Students at the University of Worcester have been putting their business skills to good use, raising tens of thousands of pounds for worthy local causes.
In total, this year's students raised £5,019, bringing the total raised since the project began to more than £37,000.
Efforts included a charity promotional video, which received 3,900 views in less than a month, a sponsored skydive, several sponsored walks, organising a charity ball and producing charity materials, including leaflets and wristbands.
Charities to benefit from the project this year were Worcestershire Animal Rescue Shelter (WARS), St Richard's Hospice, Acorns Hospice, Primrose Hospice, Worcester Snoezelen, Fort Royal Community Primary School and Tiyeni, a charity assisting rural communities in Malawi.
First year Business, Marketing and Management student, Kayleigh Barker, 20, who was helping WARS, said: "It's been a great experience and a real learning curve because you learn a lot about how to deal with groups and a lot about yourself. It's definitely been helpful for the future because if you end up working in business you will have to work in teams to achieve goals and by understanding that everyone works differently you are able to adapt to that. So you're having this great learning experience, but it's also so rewarding being able to help the charities that need the money and awareness the most."
Olivia Tomkinson, 19, a first year Business Management student, who led her team raising money for Primrose Hospice, said: "We had a few things that went wrong but you work with it and always have a back-up plan, we know that now. It's taught me patience and I learnt to delegate. I think that has helped me with my confidence."
At a showcase event, which brought together the charities and their students, the charities got to hear more from the students about what they had done.
Liz Hallam, Head of Fundraising at Worcestershire Animal Rescue Shelter, which received more than £1,800 this year, has been involved in the project since it began. "It's fantastic," she said. "The students have been pro-active and imaginative. We are completely reliant on donations and fundraising work, so just to raise awareness, for us, that's massive. As a small independent charity, it's just what we need to survive and carry on our work and I think it's great that the University gets involved in the wider community in this way."
Natalia Solanki, Corporate and Community Fundraising Manager at Acorns, said: "The students we have worked with have put a lot of energy and dedication into their fundraising and volunteering with Acorns. The scheme has been successful as it allows us to get involved directly with the students to help them come up with some innovative fundraising ideas, and engage the local community in doing so."
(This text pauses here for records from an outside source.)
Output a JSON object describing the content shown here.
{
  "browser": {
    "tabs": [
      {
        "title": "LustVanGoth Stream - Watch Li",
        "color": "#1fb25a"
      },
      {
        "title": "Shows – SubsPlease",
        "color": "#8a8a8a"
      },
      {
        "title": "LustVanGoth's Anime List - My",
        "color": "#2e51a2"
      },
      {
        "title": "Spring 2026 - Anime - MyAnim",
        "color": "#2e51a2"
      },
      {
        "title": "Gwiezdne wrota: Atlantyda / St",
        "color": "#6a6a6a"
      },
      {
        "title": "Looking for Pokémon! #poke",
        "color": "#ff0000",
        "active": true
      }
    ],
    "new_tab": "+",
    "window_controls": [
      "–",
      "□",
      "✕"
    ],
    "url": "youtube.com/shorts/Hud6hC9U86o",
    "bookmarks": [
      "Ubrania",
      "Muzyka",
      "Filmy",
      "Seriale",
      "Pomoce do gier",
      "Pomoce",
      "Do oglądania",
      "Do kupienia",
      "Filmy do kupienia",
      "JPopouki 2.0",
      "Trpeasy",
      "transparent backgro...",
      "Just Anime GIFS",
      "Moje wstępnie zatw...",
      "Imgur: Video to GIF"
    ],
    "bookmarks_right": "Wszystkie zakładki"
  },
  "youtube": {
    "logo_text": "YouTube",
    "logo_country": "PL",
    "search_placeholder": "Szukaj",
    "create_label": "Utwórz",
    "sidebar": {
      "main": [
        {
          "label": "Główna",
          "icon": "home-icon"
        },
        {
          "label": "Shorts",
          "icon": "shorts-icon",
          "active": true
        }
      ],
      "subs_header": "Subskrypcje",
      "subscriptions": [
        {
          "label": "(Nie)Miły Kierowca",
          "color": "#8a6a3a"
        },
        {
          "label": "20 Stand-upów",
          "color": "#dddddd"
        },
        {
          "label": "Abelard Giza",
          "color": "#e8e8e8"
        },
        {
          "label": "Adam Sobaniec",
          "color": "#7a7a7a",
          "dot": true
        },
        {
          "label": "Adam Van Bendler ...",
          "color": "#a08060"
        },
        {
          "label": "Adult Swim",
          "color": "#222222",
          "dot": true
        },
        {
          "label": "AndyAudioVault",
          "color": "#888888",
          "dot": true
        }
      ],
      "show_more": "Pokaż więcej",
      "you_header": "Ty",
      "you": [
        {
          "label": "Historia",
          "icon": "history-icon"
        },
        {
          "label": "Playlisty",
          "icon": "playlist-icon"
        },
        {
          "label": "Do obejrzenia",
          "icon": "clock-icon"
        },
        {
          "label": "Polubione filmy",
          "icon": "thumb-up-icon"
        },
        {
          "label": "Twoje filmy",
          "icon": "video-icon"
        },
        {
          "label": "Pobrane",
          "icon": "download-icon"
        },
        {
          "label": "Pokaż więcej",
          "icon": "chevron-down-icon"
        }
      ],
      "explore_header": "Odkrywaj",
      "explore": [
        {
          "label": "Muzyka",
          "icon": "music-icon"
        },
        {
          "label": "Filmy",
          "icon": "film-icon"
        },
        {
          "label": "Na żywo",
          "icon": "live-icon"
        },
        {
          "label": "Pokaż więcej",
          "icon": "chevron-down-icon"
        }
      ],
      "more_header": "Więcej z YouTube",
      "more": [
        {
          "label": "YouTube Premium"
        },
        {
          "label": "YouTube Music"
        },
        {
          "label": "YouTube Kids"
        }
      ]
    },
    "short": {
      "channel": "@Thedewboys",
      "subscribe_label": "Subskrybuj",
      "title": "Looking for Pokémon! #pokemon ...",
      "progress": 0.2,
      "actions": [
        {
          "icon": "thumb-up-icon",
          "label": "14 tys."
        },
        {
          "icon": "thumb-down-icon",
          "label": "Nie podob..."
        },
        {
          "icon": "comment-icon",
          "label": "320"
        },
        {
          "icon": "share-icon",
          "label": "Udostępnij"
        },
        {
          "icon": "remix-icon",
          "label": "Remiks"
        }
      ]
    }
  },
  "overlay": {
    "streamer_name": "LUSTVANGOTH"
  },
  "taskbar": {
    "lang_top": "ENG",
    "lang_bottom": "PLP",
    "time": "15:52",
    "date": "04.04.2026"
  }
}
Doug Wotherspoon, Senior Lecturer in Business Management at the University's Business School, said: "This module aims to teach students business skills by asking them to design, develop and deliver a real-world project of value to one of our seven charity partners. It is mutually rewarding, with the charities receiving a boost to funds or increased awareness and in some cases a tangible legacy from our students" efforts. The experience gives the students the chance to acquire and provide evidence to employers of practical employability skills, which are in great demand in the workplace. But, it is also great for our students to be using the skills they acquire at the University for worthy causes in the local community."